In tutti gli scrittori c'è un fuoco che li porta a creare quelle storie che i lettori amano e per Paul Murray questo sono i libri. Questi sono l'origine della sua scrittura, che inizialmente era semplicemente un qualcosa di conseguente e legato alla lettura, che ha riempito la sua vita per l'amore che suo padre provava per essi tanto da riempire la casa.
All'inizio era un divertimento, storielle divertenti e poesie, un modo per fuggire dalla noia della periferia di Dublino, la sua città, e di una situazione scolastica che egli descrive come opprimente.

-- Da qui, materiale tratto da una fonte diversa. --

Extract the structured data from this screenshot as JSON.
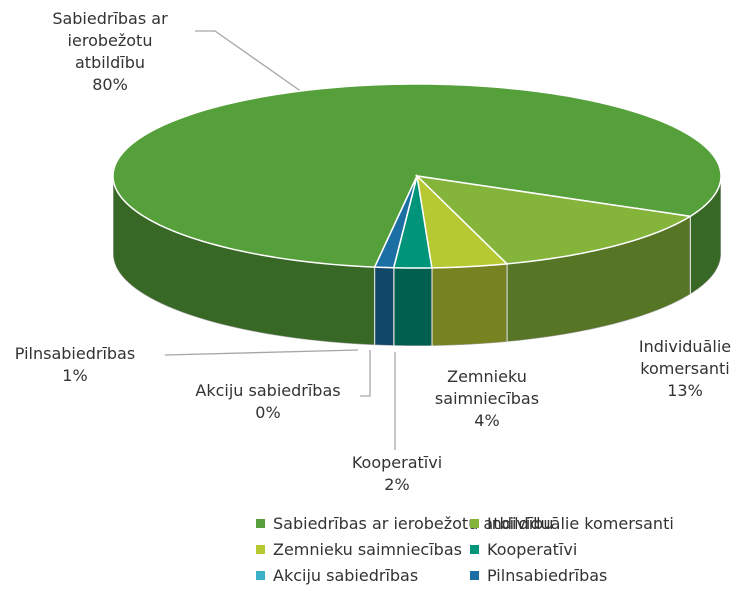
{
  "chart_data": {
    "type": "pie3d",
    "categories": [
      "Sabiedrības ar ierobežotu atbildību",
      "Individuālie komersanti",
      "Zemnieku saimniecības",
      "Kooperatīvi",
      "Akciju sabiedrības",
      "Pilnsabiedrības"
    ],
    "values": [
      80,
      13,
      4,
      2,
      0,
      1
    ],
    "value_labels": [
      "80%",
      "13%",
      "4%",
      "2%",
      "0%",
      "1%"
    ],
    "colors": [
      "#56a03b",
      "#84b43a",
      "#b6c932",
      "#00947a",
      "#3bb1c9",
      "#1b6fa3"
    ],
    "legend": "bottom"
  }
}
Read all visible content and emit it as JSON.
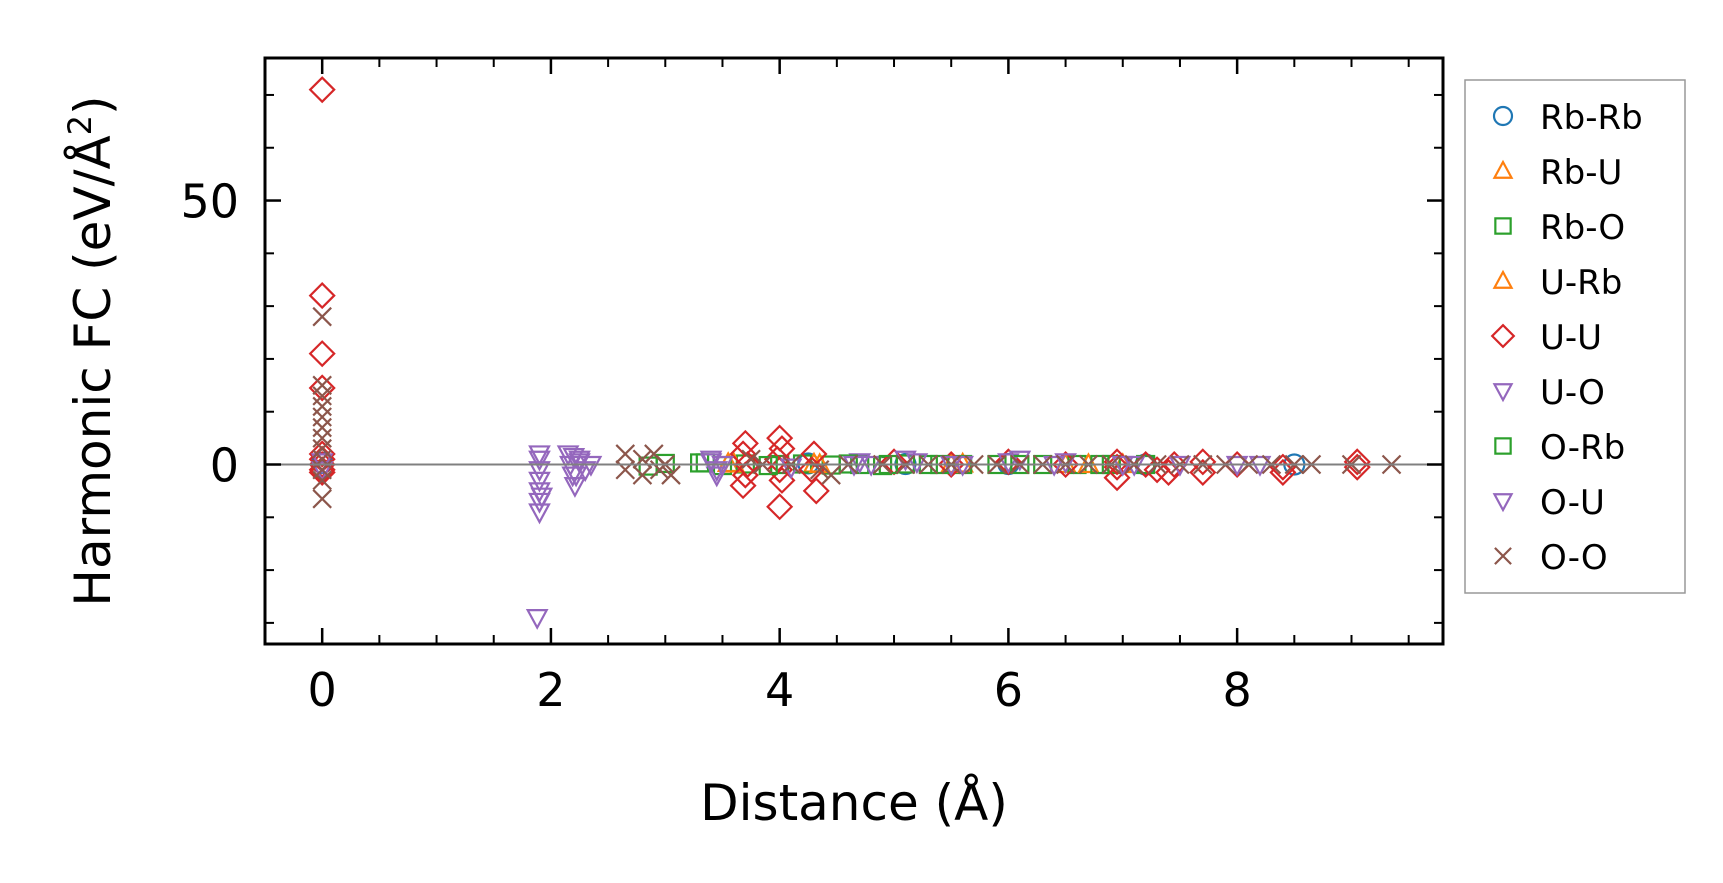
{
  "chart_data": {
    "type": "scatter",
    "xlabel": "Distance (Å)",
    "ylabel_main": "Harmonic FC (eV/Å",
    "ylabel_sup": "2",
    "ylabel_close": ")",
    "xlim": [
      -0.5,
      9.8
    ],
    "ylim": [
      -34,
      77
    ],
    "xticks": [
      0,
      2,
      4,
      6,
      8
    ],
    "xtick_labels": [
      "0",
      "2",
      "4",
      "6",
      "8"
    ],
    "yticks": [
      0,
      50
    ],
    "ytick_labels": [
      "0",
      "50"
    ],
    "x_minor_step": 0.5,
    "y_minor_step": 10,
    "zero_line": true,
    "grid": false,
    "legend_position": "outside-right",
    "series": [
      {
        "name": "Rb-Rb",
        "marker": "circle",
        "color": "#1f77b4",
        "points": [
          [
            0,
            0.3
          ],
          [
            4.25,
            0.2
          ],
          [
            5.1,
            0.1
          ],
          [
            6.0,
            0.1
          ],
          [
            7.2,
            0.0
          ],
          [
            8.5,
            0.0
          ]
        ]
      },
      {
        "name": "Rb-U",
        "marker": "triangle-up",
        "color": "#ff7f0e",
        "points": [
          [
            3.55,
            0.2
          ],
          [
            4.3,
            0.1
          ],
          [
            5.6,
            0.1
          ],
          [
            6.5,
            0.0
          ],
          [
            7.0,
            0.0
          ]
        ]
      },
      {
        "name": "Rb-O",
        "marker": "square",
        "color": "#2ca02c",
        "points": [
          [
            2.85,
            -0.3
          ],
          [
            3.0,
            0.2
          ],
          [
            3.35,
            0.3
          ],
          [
            3.5,
            -0.2
          ],
          [
            3.7,
            0.1
          ],
          [
            4.0,
            0.0
          ],
          [
            4.2,
            0.1
          ],
          [
            4.45,
            -0.1
          ],
          [
            4.7,
            0.0
          ],
          [
            4.9,
            -0.2
          ],
          [
            5.1,
            0.1
          ],
          [
            5.3,
            0.0
          ],
          [
            5.6,
            0.0
          ],
          [
            5.9,
            0.0
          ],
          [
            6.3,
            0.0
          ],
          [
            6.6,
            0.0
          ],
          [
            6.9,
            0.0
          ],
          [
            7.2,
            0.0
          ]
        ]
      },
      {
        "name": "U-Rb",
        "marker": "triangle-up",
        "color": "#ff7f0e",
        "points": [
          [
            3.6,
            0.1
          ],
          [
            4.35,
            0.0
          ],
          [
            5.5,
            0.0
          ],
          [
            6.7,
            0.0
          ]
        ]
      },
      {
        "name": "U-U",
        "marker": "diamond",
        "color": "#d62728",
        "points": [
          [
            0,
            71
          ],
          [
            0,
            32
          ],
          [
            0,
            21
          ],
          [
            0,
            14.5
          ],
          [
            0,
            2
          ],
          [
            0,
            1
          ],
          [
            0,
            0
          ],
          [
            0,
            -1
          ],
          [
            0,
            -1.5
          ],
          [
            3.7,
            4
          ],
          [
            3.68,
            2
          ],
          [
            3.72,
            0
          ],
          [
            3.7,
            -2
          ],
          [
            3.68,
            -4
          ],
          [
            4.0,
            5
          ],
          [
            4.02,
            3
          ],
          [
            3.98,
            1
          ],
          [
            4.0,
            -1
          ],
          [
            4.02,
            -3
          ],
          [
            4.0,
            -8
          ],
          [
            4.3,
            2
          ],
          [
            4.28,
            -1
          ],
          [
            4.32,
            -5
          ],
          [
            5.0,
            0.5
          ],
          [
            5.5,
            0
          ],
          [
            6.0,
            0.5
          ],
          [
            6.5,
            0
          ],
          [
            6.95,
            -0.5
          ],
          [
            6.95,
            0.5
          ],
          [
            6.95,
            -2.5
          ],
          [
            7.2,
            0
          ],
          [
            7.3,
            -1
          ],
          [
            7.4,
            -1.5
          ],
          [
            7.45,
            0
          ],
          [
            7.7,
            -1.5
          ],
          [
            7.7,
            0.5
          ],
          [
            8.0,
            0
          ],
          [
            8.4,
            -0.5
          ],
          [
            8.4,
            -1.5
          ],
          [
            9.05,
            0.5
          ],
          [
            9.05,
            -0.5
          ]
        ]
      },
      {
        "name": "U-O",
        "marker": "triangle-down",
        "color": "#9467bd",
        "points": [
          [
            0,
            0.5
          ],
          [
            1.9,
            1
          ],
          [
            1.9,
            -1
          ],
          [
            1.9,
            -3
          ],
          [
            1.9,
            -5
          ],
          [
            1.9,
            -7
          ],
          [
            1.9,
            -9
          ],
          [
            2.15,
            2
          ],
          [
            2.17,
            0
          ],
          [
            2.19,
            -2
          ],
          [
            2.21,
            -4
          ],
          [
            2.25,
            1
          ],
          [
            2.3,
            -1
          ],
          [
            2.35,
            0
          ],
          [
            3.4,
            1
          ],
          [
            3.45,
            -2
          ],
          [
            3.5,
            0
          ],
          [
            4.1,
            -0.5
          ],
          [
            4.7,
            0.5
          ],
          [
            4.8,
            0
          ],
          [
            5.2,
            0.5
          ],
          [
            5.6,
            0
          ],
          [
            6.0,
            0.5
          ],
          [
            6.5,
            0.5
          ],
          [
            7.0,
            0
          ],
          [
            7.5,
            0
          ],
          [
            8.2,
            0
          ]
        ]
      },
      {
        "name": "O-Rb",
        "marker": "square",
        "color": "#2ca02c",
        "points": [
          [
            3.3,
            0.3
          ],
          [
            3.9,
            -0.2
          ],
          [
            4.6,
            0.1
          ],
          [
            4.95,
            0.0
          ],
          [
            5.4,
            0.0
          ],
          [
            6.1,
            0.0
          ],
          [
            6.8,
            0.0
          ]
        ]
      },
      {
        "name": "O-U",
        "marker": "triangle-down",
        "color": "#9467bd",
        "points": [
          [
            0,
            -1
          ],
          [
            1.88,
            -29
          ],
          [
            1.9,
            2
          ],
          [
            1.92,
            -6
          ],
          [
            2.2,
            1.5
          ],
          [
            2.22,
            -2
          ],
          [
            2.25,
            0.5
          ],
          [
            3.4,
            0.5
          ],
          [
            3.45,
            -1
          ],
          [
            4.65,
            0
          ],
          [
            5.1,
            1
          ],
          [
            5.5,
            0
          ],
          [
            6.1,
            1
          ],
          [
            6.4,
            0
          ],
          [
            7.1,
            0
          ],
          [
            8.0,
            0
          ]
        ]
      },
      {
        "name": "O-O",
        "marker": "x",
        "color": "#8c564b",
        "points": [
          [
            0,
            28
          ],
          [
            0,
            15
          ],
          [
            0,
            13
          ],
          [
            0,
            11
          ],
          [
            0,
            9
          ],
          [
            0,
            7
          ],
          [
            0,
            5
          ],
          [
            0,
            3
          ],
          [
            0,
            1
          ],
          [
            0,
            -1
          ],
          [
            0,
            -3
          ],
          [
            0,
            -6.5
          ],
          [
            2.65,
            2
          ],
          [
            2.65,
            -1
          ],
          [
            2.8,
            1
          ],
          [
            2.8,
            -2
          ],
          [
            2.9,
            2
          ],
          [
            2.95,
            -1
          ],
          [
            3.0,
            0
          ],
          [
            3.05,
            -2
          ],
          [
            3.75,
            1
          ],
          [
            3.85,
            0
          ],
          [
            4.1,
            0
          ],
          [
            4.35,
            -1
          ],
          [
            4.45,
            -2
          ],
          [
            4.6,
            0
          ],
          [
            4.9,
            0
          ],
          [
            5.1,
            0
          ],
          [
            5.3,
            0
          ],
          [
            5.5,
            0
          ],
          [
            5.7,
            0
          ],
          [
            5.9,
            0
          ],
          [
            6.1,
            0
          ],
          [
            6.3,
            0
          ],
          [
            6.5,
            0
          ],
          [
            6.7,
            0
          ],
          [
            6.9,
            0
          ],
          [
            7.1,
            0
          ],
          [
            7.3,
            0
          ],
          [
            7.5,
            0
          ],
          [
            7.7,
            0
          ],
          [
            7.9,
            0
          ],
          [
            8.1,
            0
          ],
          [
            8.3,
            0
          ],
          [
            8.5,
            0
          ],
          [
            8.65,
            0
          ],
          [
            9.0,
            0
          ],
          [
            9.35,
            0
          ]
        ]
      }
    ]
  }
}
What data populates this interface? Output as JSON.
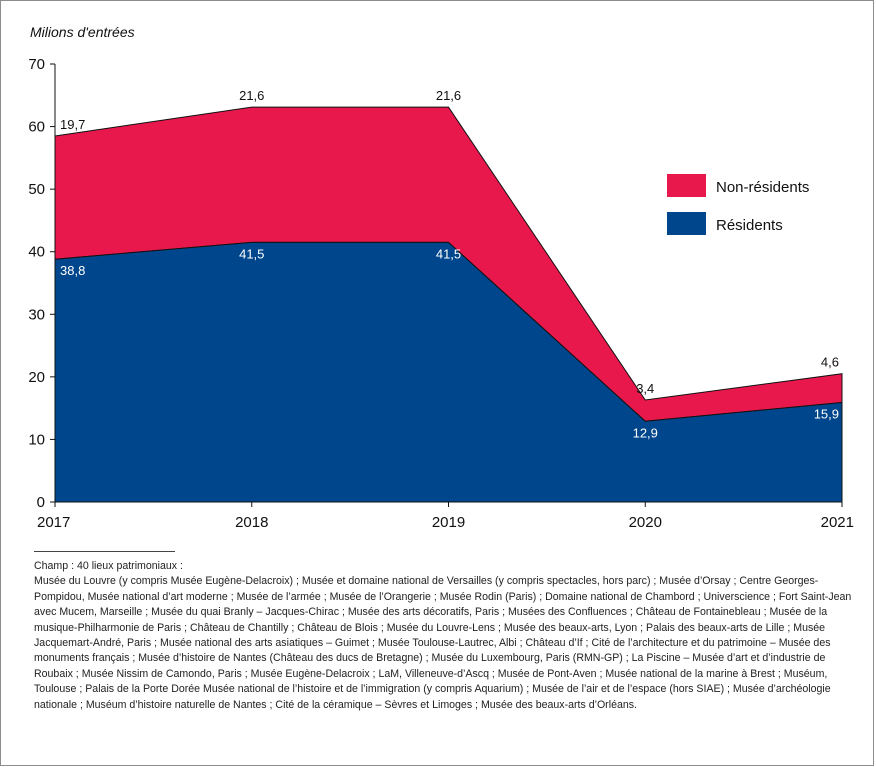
{
  "chart_data": {
    "type": "area",
    "stacked": true,
    "unit_label": "Milions d'entrées",
    "categories": [
      "2017",
      "2018",
      "2019",
      "2020",
      "2021"
    ],
    "yticks": [
      "0",
      "10",
      "20",
      "30",
      "40",
      "50",
      "60",
      "70"
    ],
    "ylim": [
      0,
      70
    ],
    "series": [
      {
        "name": "Résidents",
        "values": [
          38.8,
          41.5,
          41.5,
          12.9,
          15.9
        ],
        "labels": [
          "38,8",
          "41,5",
          "41,5",
          "12,9",
          "15,9"
        ],
        "color": "#00468c"
      },
      {
        "name": "Non-résidents",
        "values": [
          19.7,
          21.6,
          21.6,
          3.4,
          4.6
        ],
        "labels": [
          "19,7",
          "21,6",
          "21,6",
          "3,4",
          "4,6"
        ],
        "color": "#e8184d"
      }
    ],
    "legend": {
      "position": "right",
      "entries": [
        "Non-résidents",
        "Résidents"
      ]
    },
    "grid": false
  },
  "footnote": {
    "field": "Champ : 40 lieux patrimoniaux :",
    "body": "Musée du Louvre (y compris Musée Eugène-Delacroix) ; Musée et domaine national de Versailles (y compris spectacles, hors parc) ; Musée d’Orsay ; Centre Georges-Pompidou, Musée national d’art moderne ; Musée de l’armée ; Musée de l’Orangerie ; Musée Rodin (Paris) ; Domaine national de Chambord ; Universcience ; Fort Saint-Jean avec Mucem, Marseille ; Musée du quai Branly – Jacques-Chirac ; Musée des arts décoratifs, Paris ; Musées des Confluences ; Château de Fontainebleau ; Musée de la musique-Philharmonie de Paris ; Château de Chantilly ; Château de Blois ; Musée du Louvre-Lens ; Musée des beaux-arts, Lyon ; Palais des beaux-arts de Lille ; Musée Jacquemart-André, Paris ; Musée national des arts asiatiques – Guimet ; Musée Toulouse-Lautrec, Albi ; Château d’If ; Cité de l’architecture et du patrimoine – Musée des monuments français ; Musée d’histoire de Nantes (Château des ducs de Bretagne) ; Musée du Luxembourg, Paris (RMN-GP) ; La Piscine – Musée d’art et d’industrie de Roubaix ; Musée Nissim de Camondo, Paris ; Musée Eugène-Delacroix ; LaM, Villeneuve-d’Ascq ; Musée de Pont-Aven ; Musée national de la marine à Brest ; Muséum, Toulouse ; Palais de la Porte Dorée Musée national de l’histoire et de l’immigration (y compris Aquarium) ; Musée de l’air et de l’espace (hors SIAE) ; Musée d’archéologie nationale ; Muséum d’histoire naturelle de Nantes ; Cité de la céramique – Sèvres et Limoges ; Musée des beaux-arts d’Orléans."
  }
}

Ma nel tempo è diventata qualcosa in più: prima un atto di ribellione al padre, seguendo l'esempio del musicista Nick Cave (che suo padre non amava e che oltre a suonare aveva anche scritto un libro), poi qualcosa che avrebbe potuto andare avanti mentre frequentava gli ambienti del Trinity College di Dublino. Ma la «figura magica» che diede una svolta alla sua carriera di scrittore fu Ali Smith. Murray la incontrò alla University of East Anglia, dove fu sua tutor durante un master, e fu lei a mostrare alcuni capitoli di lui all'editore che si offrì di pubblicarlo, proprio il giorno dopo che il padre lo aveva invitato a desistere da questo futuro di scrittore, che considerava negativamente perché molti scrittori diventavano ubriaconi.
Alla domanda di Christian Mascheroni su come riconosca una storia che potrà funzionare, Murray fa l'esempio dell'innamoramento: prima c'è un'immagine, una battuta, un'idea, poi questa inizia a crescere e prendere vita. E, come l'amore, la prima bozza è entusiasmante anche se non si sa dove porterà. Segue il matrimonio, quando bisogna rivedere quanto si è già scritto: appaiono i problemi e bisogna accettare di fare un passo indietro e di affidarsi a dei professionisti.
Però, diversamente dall'amore, la scrittura è un'attività solitaria, in cui bisogna capire le cose da soli. Talvolta ci si incaglia su un paragrafo, si passano ore e ore di una giornata cercando di trovare la giusta voce per raccontare qualcosa, poi all'improvviso si esce, si fa una passeggiata col cane e arriva l'illuminazione, la giusta soluzione. Al tempo stesso, il libro ha una sua vita: talvolta lo scrittore si trova a scrivere una scena in un modo per rendersi poi conto che quanto ha scritto non è coerente col personaggio e allora segue una direzione verso la quale sembra che il libro stesso lo guidi.
Nello scrivere una storia è necessario mantenere anche la giusta distanza: Colum McCann sottolineava il rischio per un lettore di vedere solo lo scrittore. Invece bisogna creare personaggi senza pensare al lettore, ma avere fiducia nella sua empatia.
Ne Il giorno dell'ape, l'ultimo romanzo di Murray, si ritrova anche un elemento di folklore irlandese, un richiamo alla fiaba dei Sidhe, fate impossibili da vedere all'occhio umano che amano fare scherzi crudeli agli uomini. Questo elemento fiabesco, che mantiene vive le antiche storie irlandesi, serve da sempre a spiegare i cambiamenti repentini del fato, dal bene al male senza alcuna spiegazione, e dà speranza ad uno dei personaggi in un momento in cui tutti sono persi. Perché questo è il ruolo del libro e delle storie: vedere le cose in modo più chiaro, e se non funziona - come nella metafora proustiana degli occhiali - è bene cambiare libro.